O pianista e compositor Ludovico Einaudi nasceu em Turim em 23 de novembro de 1955. Talvez tenha sido sua mãe, uma pianista amadora, quem o apresentou pela primeira vez à música, plantando as sementes para o que viria a ser uma ilustre carreira. Começou a estudar música no Conservatório de Turim e formou-se com Azio Corghi no Conservatório de Milão, depois estudou com Luciano Berio, tornando-se seu assistente, e com Karlheinz Stockhausen. Em 1982, seus talentos lhe renderam uma bolsa de estudos para o Tanglewood Music Festival, onde teve seu primeiro contato com o minimalismo americano.
Ele passou os anos seguintes compondo para balé, cinema e teatro, incluindo “Sul filo d'Orfeo” (1984), “Time out” (1988), “The Wild Man” (1991) e “Salgari” (1995), além de inúmeras peças para orquestra e conjunto, que foram executadas no La Scala de Milão, no Paris Ircam e no Lincoln Center, em Nova York.
Foi com “Le Onde” [The Waves] (1996), seu primeiro álbum solo, inspirado no romance de Virginia Woolf, que ele realmente chamou a atenção do mundo do piano, e construiu isso com seu próximo lançamento, “Eden Roc” ( 1999), em que tocou com um quinteto de cordas e mestre de duduk Djavan Gasparyan, e “I giorni” (2001), um ciclo de baladas para piano inspirado numa viagem ao Mali.

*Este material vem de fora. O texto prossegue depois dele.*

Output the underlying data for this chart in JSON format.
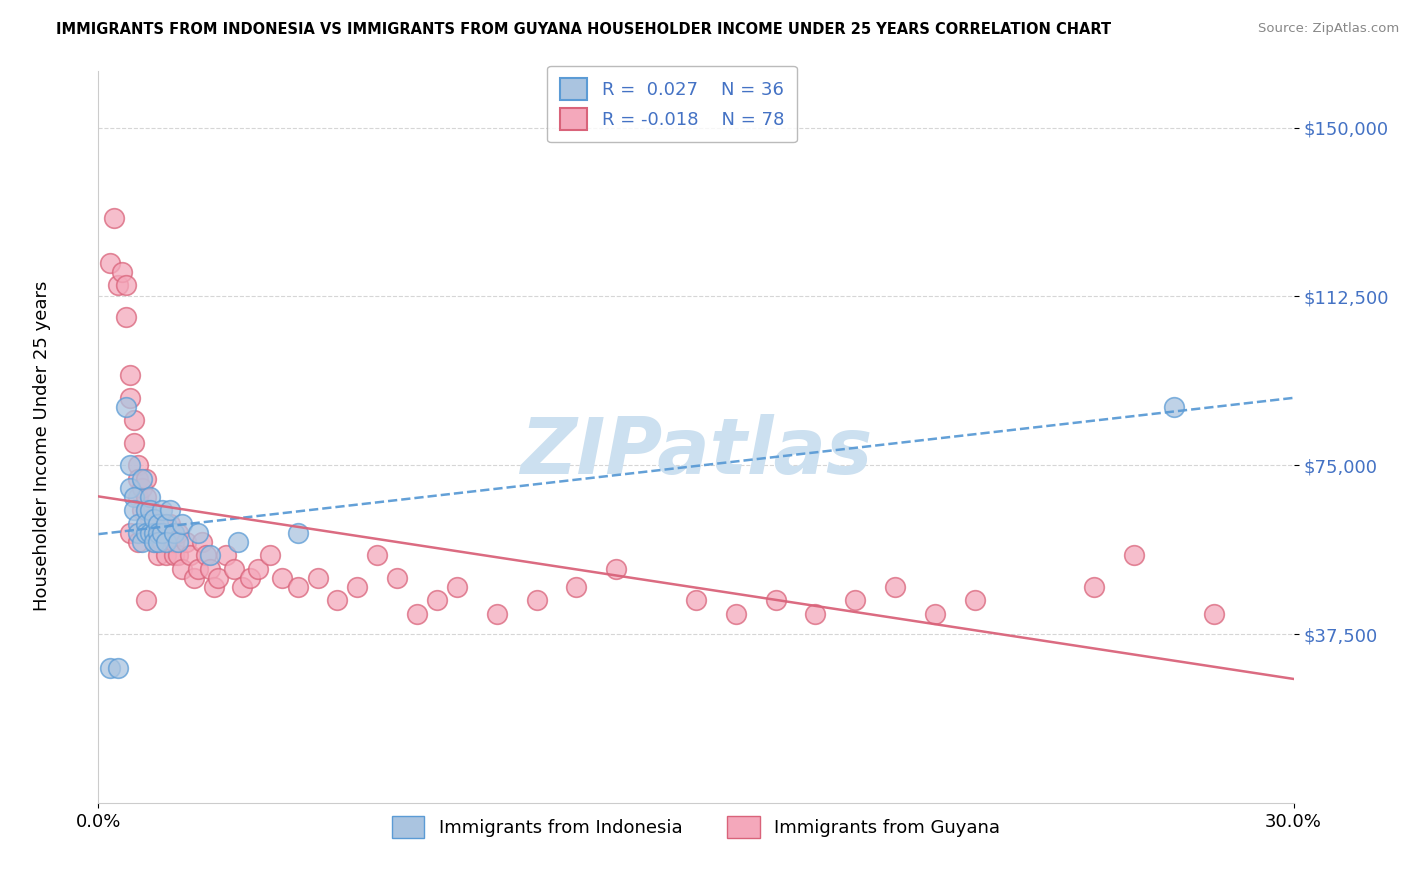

A trilha sonora que escreveu em 2002 para o remake de “Doutor Jivago” triunfou no Festival de Cinema de Nova York, confirmando o crescente prestígio de suas trilhas sonoras: “Not of This World” (2000), “Light of My Eyes” (2001), “Strange Crime” (2004), “This is England”, filme (2004) e série de TV (2010), “Os Intocáveis” (2011), “Samba” (2014), “O adivinho das águas” (2015) e “ O terceiro assassinato” (2017). Ele começou a se apresentar em locais cada vez mais importantes. Os concertos ao vivo no La Scala de Milão, também gravados em disco, assim como os concertos especiais no Hangar Bicocca e no Royal Albert Hall, marcaram o coroamento da plena expressão artística.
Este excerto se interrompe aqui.